Cette justification peut paraître paradoxale : alors qu’Ibn Arabî est le gardien et l’interprète par excellence pour la Loi muhammadienne, l’œuvre guénonienne ne contient aucune mention spécifique de cette Loi et de ses privilèges puisqu’elle considère constamment les différentes Révélations au point de vue de leur identité ou de leur équivalence principielle, non à celui de leur excellence formelle ou de leur compétence juridique. On pourrait donc penser que le danger d’incompréhension ou d’interprétation erronée existe pour les lecteurs de René Guénon plutôt que pour ceux d’Ibn Arabî.
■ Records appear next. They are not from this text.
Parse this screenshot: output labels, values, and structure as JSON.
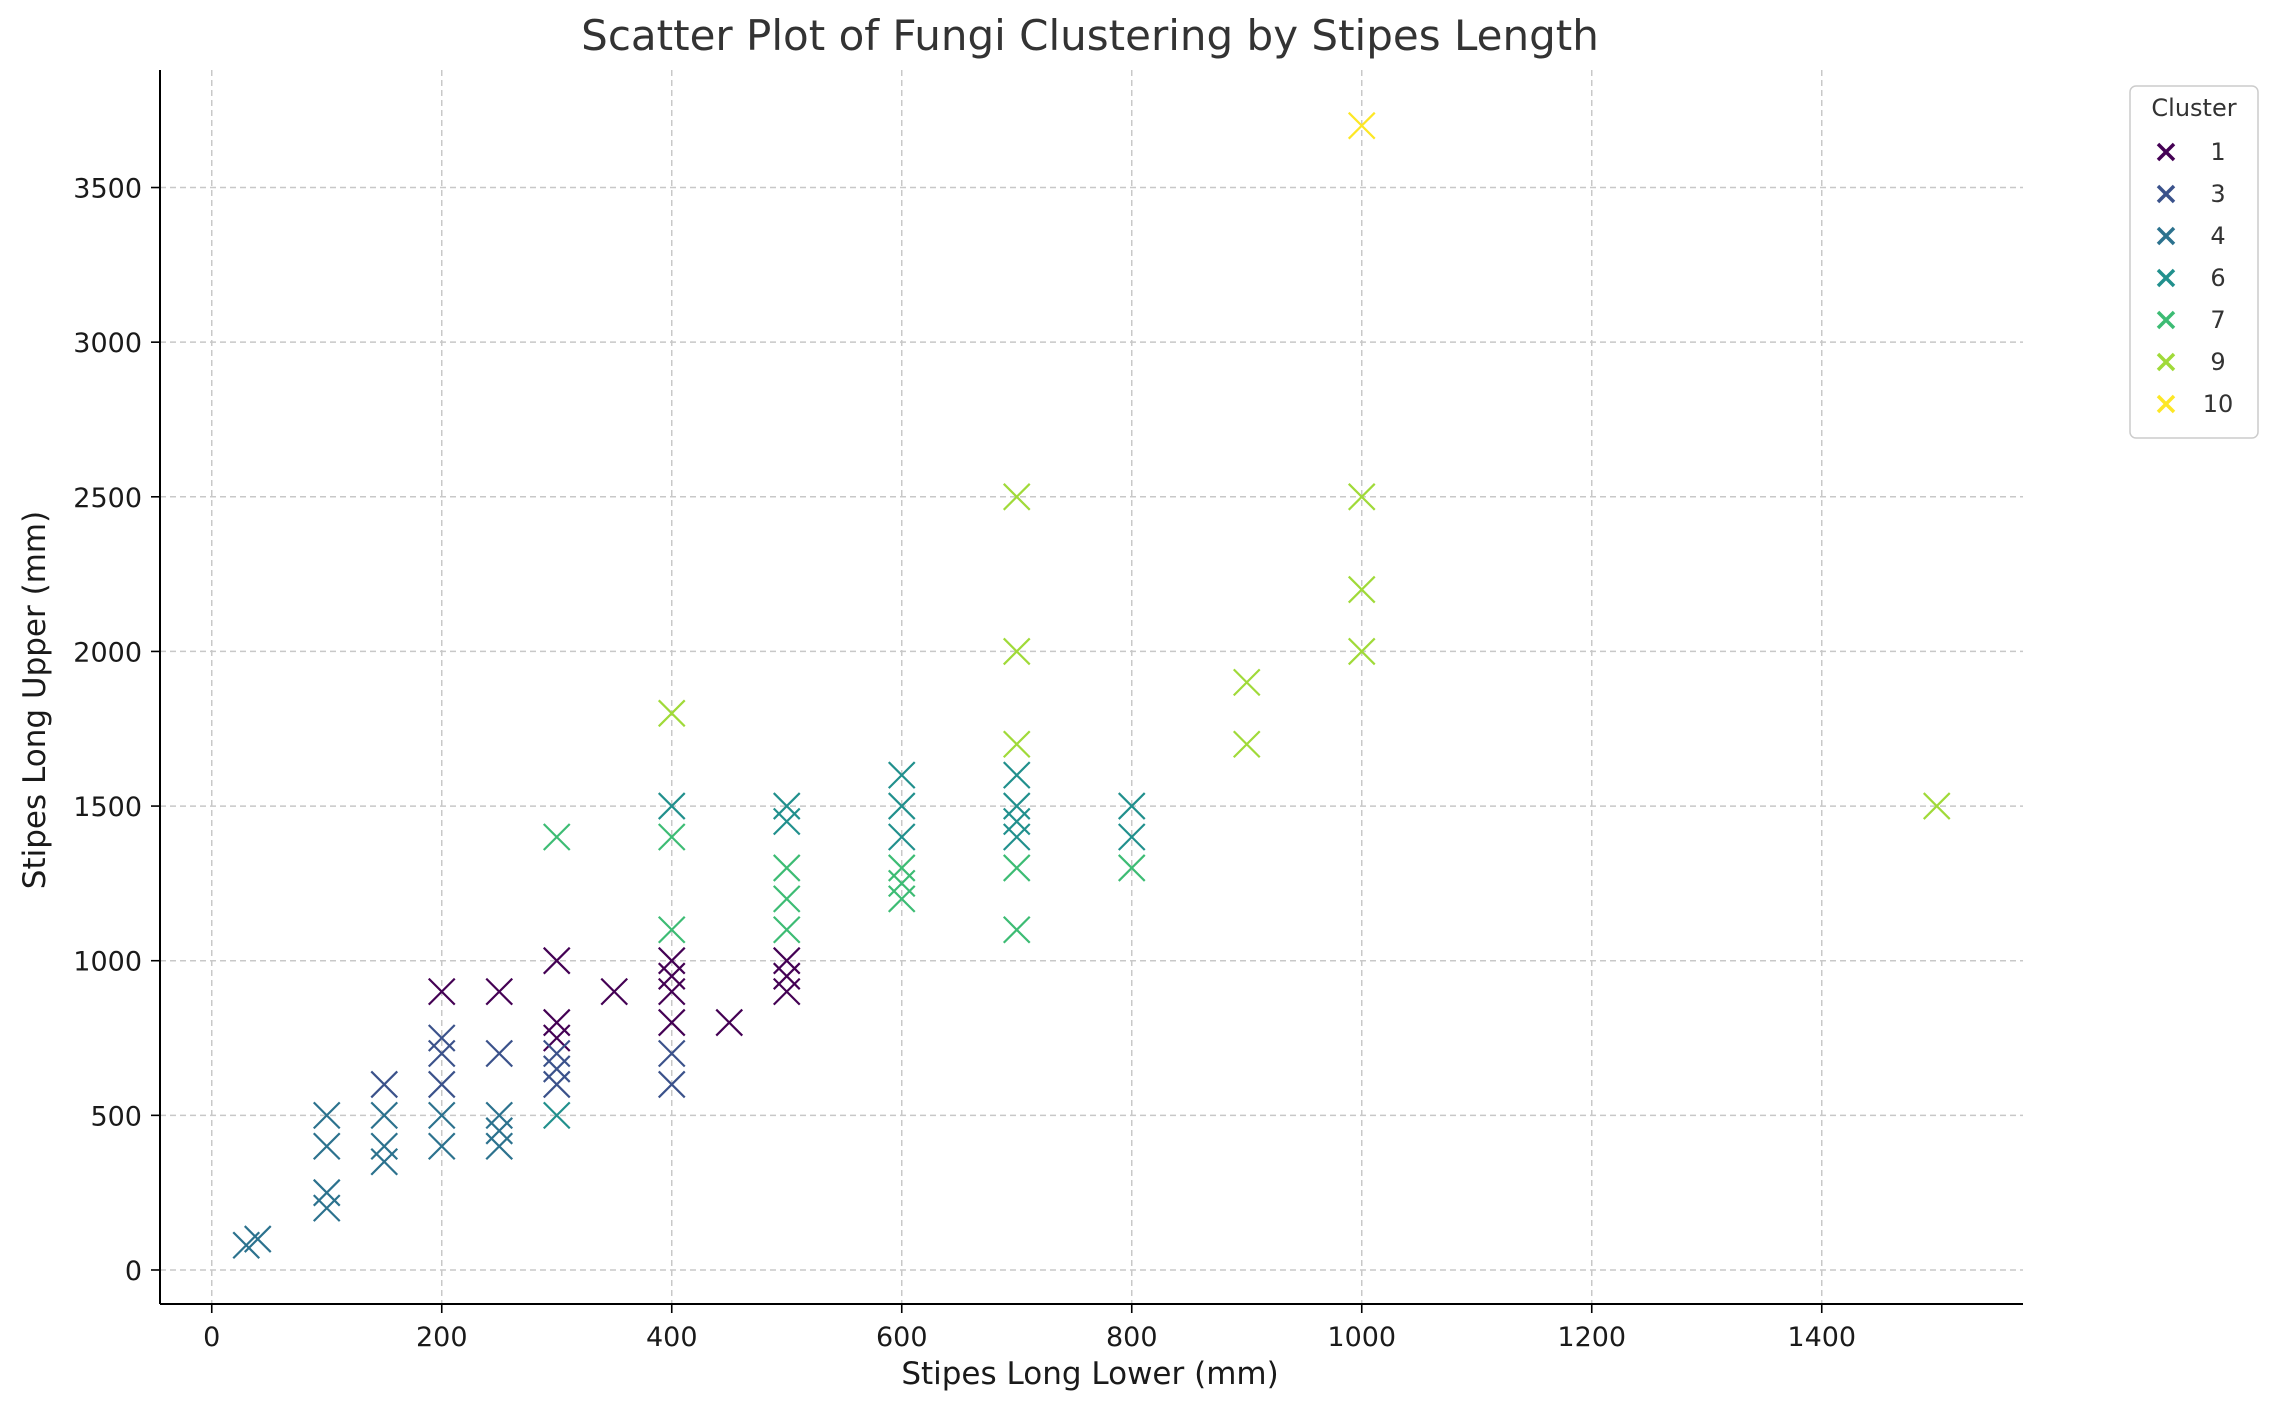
{
  "chart_data": {
    "type": "scatter",
    "title": "Scatter Plot of Fungi Clustering by Stipes Length",
    "xlabel": "Stipes Long Lower (mm)",
    "ylabel": "Stipes Long Upper (mm)",
    "xlim": [
      -45,
      1575
    ],
    "ylim": [
      -110,
      3880
    ],
    "xticks": [
      0,
      200,
      400,
      600,
      800,
      1000,
      1200,
      1400
    ],
    "yticks": [
      0,
      500,
      1000,
      1500,
      2000,
      2500,
      3000,
      3500
    ],
    "grid": true,
    "grid_style": "dashed",
    "marker": "x",
    "legend": {
      "title": "Cluster",
      "position": "outside-top-right"
    },
    "series": [
      {
        "name": "1",
        "color": "#440154",
        "points": [
          [
            200,
            900
          ],
          [
            250,
            900
          ],
          [
            300,
            1000
          ],
          [
            300,
            800
          ],
          [
            300,
            750
          ],
          [
            350,
            900
          ],
          [
            400,
            1000
          ],
          [
            400,
            950
          ],
          [
            400,
            900
          ],
          [
            400,
            800
          ],
          [
            450,
            800
          ],
          [
            500,
            1000
          ],
          [
            500,
            950
          ],
          [
            500,
            900
          ]
        ]
      },
      {
        "name": "3",
        "color": "#3b528b",
        "points": [
          [
            150,
            600
          ],
          [
            200,
            750
          ],
          [
            200,
            700
          ],
          [
            200,
            600
          ],
          [
            250,
            700
          ],
          [
            300,
            700
          ],
          [
            300,
            650
          ],
          [
            300,
            600
          ],
          [
            400,
            700
          ],
          [
            400,
            600
          ]
        ]
      },
      {
        "name": "4",
        "color": "#2c728e",
        "points": [
          [
            30,
            80
          ],
          [
            40,
            100
          ],
          [
            100,
            250
          ],
          [
            100,
            200
          ],
          [
            100,
            500
          ],
          [
            100,
            400
          ],
          [
            150,
            400
          ],
          [
            150,
            350
          ],
          [
            150,
            500
          ],
          [
            200,
            500
          ],
          [
            200,
            400
          ],
          [
            250,
            500
          ],
          [
            250,
            450
          ],
          [
            250,
            400
          ]
        ]
      },
      {
        "name": "6",
        "color": "#21908d",
        "points": [
          [
            300,
            500
          ],
          [
            400,
            1500
          ],
          [
            500,
            1500
          ],
          [
            500,
            1450
          ],
          [
            600,
            1600
          ],
          [
            600,
            1500
          ],
          [
            600,
            1400
          ],
          [
            700,
            1600
          ],
          [
            700,
            1500
          ],
          [
            700,
            1450
          ],
          [
            700,
            1400
          ],
          [
            800,
            1500
          ],
          [
            800,
            1400
          ]
        ]
      },
      {
        "name": "7",
        "color": "#3dbc74",
        "points": [
          [
            300,
            1400
          ],
          [
            400,
            1400
          ],
          [
            400,
            1100
          ],
          [
            500,
            1300
          ],
          [
            500,
            1200
          ],
          [
            500,
            1100
          ],
          [
            600,
            1300
          ],
          [
            600,
            1250
          ],
          [
            600,
            1200
          ],
          [
            700,
            1300
          ],
          [
            700,
            1100
          ],
          [
            800,
            1300
          ]
        ]
      },
      {
        "name": "9",
        "color": "#a0da39",
        "points": [
          [
            400,
            1800
          ],
          [
            700,
            2500
          ],
          [
            700,
            2000
          ],
          [
            700,
            1700
          ],
          [
            900,
            1900
          ],
          [
            900,
            1700
          ],
          [
            1000,
            2500
          ],
          [
            1000,
            2200
          ],
          [
            1000,
            2000
          ],
          [
            1500,
            1500
          ]
        ]
      },
      {
        "name": "10",
        "color": "#fde725",
        "points": [
          [
            1000,
            3700
          ]
        ]
      }
    ]
  }
}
Il convient ici encore, pour éviter tout malentendu, de garder à l’esprit la perspective cyclique inhérente à la doctrine des « trois Sceaux » dont il nous faut à présent, ainsi que nous l’avions annoncé, préciser les traits essentiels. L’identité de ces Sceaux, qui a donné lieu à bien des confusions et à des controverses, est énoncée de manière fort claire dans ces vers (52) :

52. Dîwân al-Akbar, Bombay, 1900, p. 153.

Je suis le Sceau des Saints, tout comme il est attesté
Que le Sceau des Prophètes est Muhammad.
Je suis le Sceau particulier, non le Sceau de la Sainteté universelle
Car celui-ci est Jésus l ’Assisté


Les trois Sceaux mentionnés sont : 

le « Sceau des Prophètes » ou « de la Prophétie légiférante » qui n’est autre que Muhammad — qu’Allâh répande sur lui Sa Grâce unitive et Sa Paix ! — ; 
le « Sceau de la Sainteté universelle » qui est « Jésus l’Assisté » ; 
et enfin, dans une position intermédiaire entre celles des deux premiers, le « Sceau particulier » appelé aussi « Sceau de la Sainteté muhammadienne », c’est-à-dire le Cheikh al-Akbar qui s’exprime dans ces vers à la première personne (53).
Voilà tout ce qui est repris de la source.